Once upon a time, though, maybe it did make a difference. When researching an unrelated issue I came across the 1880 decision of Tupery v. Edmondson, 32 La. Ann. 1146 (1880), a lawsuit involving 434 sacks of rice and almost $2,000 in cash — a huge sum back then. The dispute centered around the legal jurisdiction of an Orleans Parish court over a St. John the Baptist parish plantation. The appellate court ultimately held that the jurisdictional challenge was waived because the defendant had appeared and defended himself on the merits without first excepting to the Orleans court’s jurisdiction. The decision cites three articles of the old Louisiana Code of Practice, one of which, Article 336, stated that “Declinatory exceptions may be pleaded in the defendant’s answer previous to his answering to the merits.” Mr. Edmondson’s attorney did the opposite, much to his eventual regret:
The defendant appeared and in his answer before setting up his plea to jurisdiction did answer to the merits by denying generally, all the allegations of the plaintiff’s petition. He thus waived his plea and brought himself within the jurisdiction of the Court and by tending the issue of general denial before pleading to the jurisdiction, became liable to personal judgment as well as to the judgment in rem…
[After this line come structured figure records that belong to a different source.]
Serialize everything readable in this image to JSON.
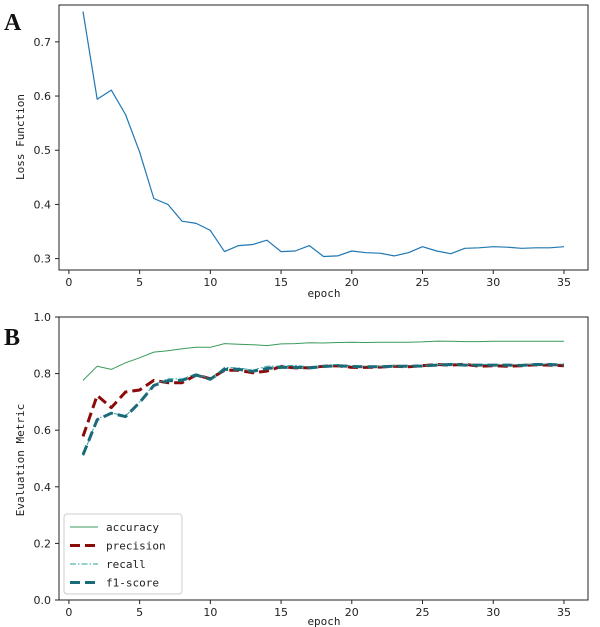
{
  "chart_data": [
    {
      "panel": "A",
      "type": "line",
      "xlabel": "epoch",
      "ylabel": "Loss Function",
      "xlim": [
        -0.7,
        36.7
      ],
      "ylim": [
        0.279,
        0.768
      ],
      "xticks": [
        0,
        5,
        10,
        15,
        20,
        25,
        30,
        35
      ],
      "yticks": [
        0.3,
        0.4,
        0.5,
        0.6,
        0.7
      ],
      "ytick_labels": [
        "0.3",
        "0.4",
        "0.5",
        "0.6",
        "0.7"
      ],
      "series": [
        {
          "name": "loss",
          "color": "#1f77b4",
          "x": [
            1,
            2,
            3,
            4,
            5,
            6,
            7,
            8,
            9,
            10,
            11,
            12,
            13,
            14,
            15,
            16,
            17,
            18,
            19,
            20,
            21,
            22,
            23,
            24,
            25,
            26,
            27,
            28,
            29,
            30,
            31,
            32,
            33,
            34,
            35
          ],
          "values": [
            0.756,
            0.594,
            0.611,
            0.566,
            0.497,
            0.411,
            0.4,
            0.369,
            0.365,
            0.352,
            0.313,
            0.324,
            0.326,
            0.334,
            0.313,
            0.314,
            0.324,
            0.304,
            0.305,
            0.314,
            0.311,
            0.31,
            0.305,
            0.311,
            0.322,
            0.314,
            0.309,
            0.319,
            0.32,
            0.322,
            0.321,
            0.319,
            0.32,
            0.32,
            0.322
          ]
        }
      ]
    },
    {
      "panel": "B",
      "type": "line",
      "xlabel": "epoch",
      "ylabel": "Evaluation Metric",
      "xlim": [
        -0.7,
        36.7
      ],
      "ylim": [
        0,
        1.0
      ],
      "xticks": [
        0,
        5,
        10,
        15,
        20,
        25,
        30,
        35
      ],
      "yticks": [
        0,
        0.2,
        0.4,
        0.6,
        0.8,
        1.0
      ],
      "ytick_labels": [
        "0.0",
        "0.2",
        "0.4",
        "0.6",
        "0.8",
        "1.0"
      ],
      "legend_position": "bottom-left",
      "series": [
        {
          "name": "accuracy",
          "color": "#3a9a5b",
          "style": "solid",
          "width": 1,
          "x": [
            1,
            2,
            3,
            4,
            5,
            6,
            7,
            8,
            9,
            10,
            11,
            12,
            13,
            14,
            15,
            16,
            17,
            18,
            19,
            20,
            21,
            22,
            23,
            24,
            25,
            26,
            27,
            28,
            29,
            30,
            31,
            32,
            33,
            34,
            35
          ],
          "values": [
            0.776,
            0.826,
            0.815,
            0.838,
            0.856,
            0.876,
            0.881,
            0.888,
            0.893,
            0.893,
            0.906,
            0.904,
            0.902,
            0.899,
            0.905,
            0.906,
            0.909,
            0.908,
            0.91,
            0.911,
            0.91,
            0.911,
            0.911,
            0.911,
            0.912,
            0.915,
            0.914,
            0.913,
            0.913,
            0.914,
            0.914,
            0.914,
            0.914,
            0.914,
            0.914
          ]
        },
        {
          "name": "precision",
          "color": "#8b0a0a",
          "style": "dashed-thick",
          "width": 3,
          "x": [
            1,
            2,
            3,
            4,
            5,
            6,
            7,
            8,
            9,
            10,
            11,
            12,
            13,
            14,
            15,
            16,
            17,
            18,
            19,
            20,
            21,
            22,
            23,
            24,
            25,
            26,
            27,
            28,
            29,
            30,
            31,
            32,
            33,
            34,
            35
          ],
          "values": [
            0.578,
            0.723,
            0.68,
            0.735,
            0.742,
            0.776,
            0.768,
            0.768,
            0.795,
            0.782,
            0.812,
            0.812,
            0.803,
            0.809,
            0.825,
            0.82,
            0.821,
            0.826,
            0.828,
            0.822,
            0.822,
            0.823,
            0.826,
            0.824,
            0.828,
            0.832,
            0.83,
            0.833,
            0.826,
            0.828,
            0.826,
            0.828,
            0.831,
            0.83,
            0.828
          ]
        },
        {
          "name": "recall",
          "color": "#29a3a3",
          "style": "dashdot-thin",
          "width": 1,
          "x": [
            1,
            2,
            3,
            4,
            5,
            6,
            7,
            8,
            9,
            10,
            11,
            12,
            13,
            14,
            15,
            16,
            17,
            18,
            19,
            20,
            21,
            22,
            23,
            24,
            25,
            26,
            27,
            28,
            29,
            30,
            31,
            32,
            33,
            34,
            35
          ],
          "values": [
            0.51,
            0.64,
            0.661,
            0.65,
            0.7,
            0.76,
            0.782,
            0.781,
            0.8,
            0.781,
            0.822,
            0.82,
            0.812,
            0.826,
            0.827,
            0.829,
            0.824,
            0.829,
            0.832,
            0.828,
            0.826,
            0.826,
            0.828,
            0.829,
            0.829,
            0.831,
            0.836,
            0.832,
            0.833,
            0.832,
            0.833,
            0.831,
            0.834,
            0.834,
            0.834
          ]
        },
        {
          "name": "f1-score",
          "color": "#1a6a78",
          "style": "dashed-thick",
          "width": 3,
          "x": [
            1,
            2,
            3,
            4,
            5,
            6,
            7,
            8,
            9,
            10,
            11,
            12,
            13,
            14,
            15,
            16,
            17,
            18,
            19,
            20,
            21,
            22,
            23,
            24,
            25,
            26,
            27,
            28,
            29,
            30,
            31,
            32,
            33,
            34,
            35
          ],
          "values": [
            0.513,
            0.637,
            0.66,
            0.648,
            0.698,
            0.758,
            0.775,
            0.776,
            0.795,
            0.78,
            0.815,
            0.815,
            0.808,
            0.818,
            0.822,
            0.822,
            0.82,
            0.825,
            0.828,
            0.825,
            0.824,
            0.824,
            0.826,
            0.826,
            0.827,
            0.83,
            0.832,
            0.83,
            0.83,
            0.83,
            0.83,
            0.829,
            0.832,
            0.832,
            0.83
          ]
        }
      ]
    }
  ]
}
Tupery, 32 La. Ann. at 1148-1149.
In other words, the Code of Practice required that an answer’s declinatory exceptions (which include challenges to jurisdiction or venue) had to be literally, physically set forth before any defense on the merits. By denying the plaintiff’s allegations on page 1, then challenging venue on page 2, you would have waived the venue challenge in its entirety.
This is, thankfully, no longer the law. Modern Code of Civil Procedure article 928(A) states that “declinatory exception and the dilatory exception shall be pleaded prior to or in the answer.” It no longer matters whether the exceptions are pleaded first, second, or at the very end of an answer. This article also states that “When filed at the same time or in the same pleading, these exceptions need not be pleaded in the alternative or in a particular order.”
This, I think, may answer the question that has pestered me since 2017. Once upon a time, it actually mattered to a Louisiana lawyer whether certain affirmative defenses were pleaded first or last in the answer. Even though it no longer makes any difference, but habits stick. Lawyers as a group are extremely nervous of tearing down Chesterton’s fence. (The maxim that “a fence should not be torn down until it is known why it was built in the first place,” as quoted in McKinney v. Hanks, 911 F. Supp. 359 (N.D. Ind. 1995)).
In other words, Louisiana lawyers may have forgotten why affirmative defenses are pleaded first in the answer, but they remember that that’s how you do it. That’s how we’ve always done it, and it’s worked – why risk flipping things around? So the practice remains. “”The forms of action we have buried, but they still rule us from the grave.”